Today we are in a crisis. Both workers and government are intent on
skewing the
market to what they think is fair.
Today we saw the strike of fast food workers because they want a living wage. Is that the
true value of the
service they perform? A young adult of fifteen or sixteen can do this
job; is this not a common gateway into the workforce? A
job that can be done by someone with no experience has
very little value.
Regardless of how many adults trying to support a family or workers with a
college education trying to repay student loans work these jobs it does not
elevate the value of the
service. They are replaceable by a young inexperienced individual.
Just for cruel amusement I would like to bring up the point that Henry Ford
paid his workers well enough to buy the
products they actually made. Fast food workers do
make enough to buy the
product they make.
I move on to
Obamacare; mockingly it is officially named the
Affordable Care Act (ACA).
Obamacare is not
Socialism,
Communism, or
Capitalism. I do not know what "ism" it is; I don't think there is an "ism" for it. It is a compulsory directive for people to buy something else be fined by the IRS else fail to pay the fine go to jail.
The concept is
you buy something you don't need or can even possibly use to fund someone else that needs it. The government is forcing you to pay for a service you don't need.
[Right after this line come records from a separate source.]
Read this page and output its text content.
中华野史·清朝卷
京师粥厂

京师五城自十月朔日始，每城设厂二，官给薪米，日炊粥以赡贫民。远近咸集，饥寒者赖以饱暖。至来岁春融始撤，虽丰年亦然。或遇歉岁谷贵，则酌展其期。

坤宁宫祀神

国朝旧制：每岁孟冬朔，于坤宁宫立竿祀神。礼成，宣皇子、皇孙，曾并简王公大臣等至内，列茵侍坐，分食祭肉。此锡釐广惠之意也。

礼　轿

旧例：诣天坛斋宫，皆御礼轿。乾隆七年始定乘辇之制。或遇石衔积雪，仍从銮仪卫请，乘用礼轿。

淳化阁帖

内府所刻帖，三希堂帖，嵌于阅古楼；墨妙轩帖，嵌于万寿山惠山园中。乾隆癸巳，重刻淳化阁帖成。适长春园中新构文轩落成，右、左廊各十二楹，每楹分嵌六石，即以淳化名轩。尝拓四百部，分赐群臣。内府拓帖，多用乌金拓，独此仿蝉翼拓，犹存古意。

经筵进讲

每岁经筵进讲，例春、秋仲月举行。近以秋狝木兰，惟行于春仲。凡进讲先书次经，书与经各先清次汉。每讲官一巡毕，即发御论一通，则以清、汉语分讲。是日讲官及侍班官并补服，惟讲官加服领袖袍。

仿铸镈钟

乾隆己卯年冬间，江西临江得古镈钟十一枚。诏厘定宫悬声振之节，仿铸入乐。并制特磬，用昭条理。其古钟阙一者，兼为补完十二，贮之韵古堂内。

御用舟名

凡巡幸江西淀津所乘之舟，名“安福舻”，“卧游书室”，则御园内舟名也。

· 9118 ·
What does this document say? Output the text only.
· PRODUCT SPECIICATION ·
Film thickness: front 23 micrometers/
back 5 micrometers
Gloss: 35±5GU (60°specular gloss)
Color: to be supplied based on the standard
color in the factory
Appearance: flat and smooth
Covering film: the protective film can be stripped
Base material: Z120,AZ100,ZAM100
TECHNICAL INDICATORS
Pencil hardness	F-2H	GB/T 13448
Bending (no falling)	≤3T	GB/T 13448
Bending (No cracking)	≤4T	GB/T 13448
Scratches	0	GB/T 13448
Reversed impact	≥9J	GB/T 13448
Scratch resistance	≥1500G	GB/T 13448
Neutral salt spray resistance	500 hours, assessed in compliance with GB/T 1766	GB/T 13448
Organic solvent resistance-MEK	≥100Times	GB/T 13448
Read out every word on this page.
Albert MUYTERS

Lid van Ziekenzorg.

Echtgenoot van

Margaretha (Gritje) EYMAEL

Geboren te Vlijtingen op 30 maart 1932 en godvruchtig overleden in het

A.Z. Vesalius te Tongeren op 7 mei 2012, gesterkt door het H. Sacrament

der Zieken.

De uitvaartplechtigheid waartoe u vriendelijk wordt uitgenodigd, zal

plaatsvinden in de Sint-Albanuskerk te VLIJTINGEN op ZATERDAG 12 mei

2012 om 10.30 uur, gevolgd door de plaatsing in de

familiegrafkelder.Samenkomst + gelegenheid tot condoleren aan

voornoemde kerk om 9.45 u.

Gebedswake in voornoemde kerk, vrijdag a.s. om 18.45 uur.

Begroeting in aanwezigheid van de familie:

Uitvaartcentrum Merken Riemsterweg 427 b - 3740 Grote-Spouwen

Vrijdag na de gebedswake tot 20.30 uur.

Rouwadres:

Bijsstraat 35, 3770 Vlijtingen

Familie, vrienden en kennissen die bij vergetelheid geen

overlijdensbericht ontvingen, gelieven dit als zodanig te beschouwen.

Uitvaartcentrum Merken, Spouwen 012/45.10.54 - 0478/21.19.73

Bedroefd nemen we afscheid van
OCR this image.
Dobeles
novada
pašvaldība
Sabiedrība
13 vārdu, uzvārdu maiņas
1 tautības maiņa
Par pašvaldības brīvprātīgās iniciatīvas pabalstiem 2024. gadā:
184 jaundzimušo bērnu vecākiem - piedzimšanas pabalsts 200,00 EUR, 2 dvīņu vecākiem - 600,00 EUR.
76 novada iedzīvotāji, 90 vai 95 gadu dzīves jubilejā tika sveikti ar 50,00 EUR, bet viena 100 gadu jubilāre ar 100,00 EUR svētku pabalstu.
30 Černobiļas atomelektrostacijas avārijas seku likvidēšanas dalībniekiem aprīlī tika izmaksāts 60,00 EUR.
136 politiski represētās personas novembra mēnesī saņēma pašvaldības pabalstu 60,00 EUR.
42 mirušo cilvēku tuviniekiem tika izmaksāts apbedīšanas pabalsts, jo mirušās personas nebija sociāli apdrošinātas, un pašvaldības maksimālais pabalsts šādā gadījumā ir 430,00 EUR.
Now someone gets a service at a lower cost than usual because
you helped pay for it. Now they might use it more often. The more it is used, the more scarce the service becomes.
Scarcity and demand drives up cost. This service you don't need becomes more expensive and now you need to
pay more because it is the
law that you buy it.
Can you see the
poison now?
Let us backtrack to fast food workers with college degrees. They owe a lot of money because of student loans. Once the government got involved in student loans education became more expensive. That is because government student loans were
subsidized by you, just like
Obamacare makes people
buy services they don't need. You funded student loans. Government loans are guaranteed by
your tax dollars.
Once loans for college became more accessible and guaranteed by the government, hence your wages, more people went to college. Society urged the populace to go to college as opposed to trade schools. The social trend became college.
Social secret: trade skills have been socially devalued, but that does not create a scarcity of the need. Pushing people out of trade skills through social pressure increases scarcity of the skill thus
increasing its true value through scarcity. Become a tradesman. How often do plumbers go broke?
I do think that this gives the basic illustration of cost and effect of
poison on the system. If you disagree, ask a question.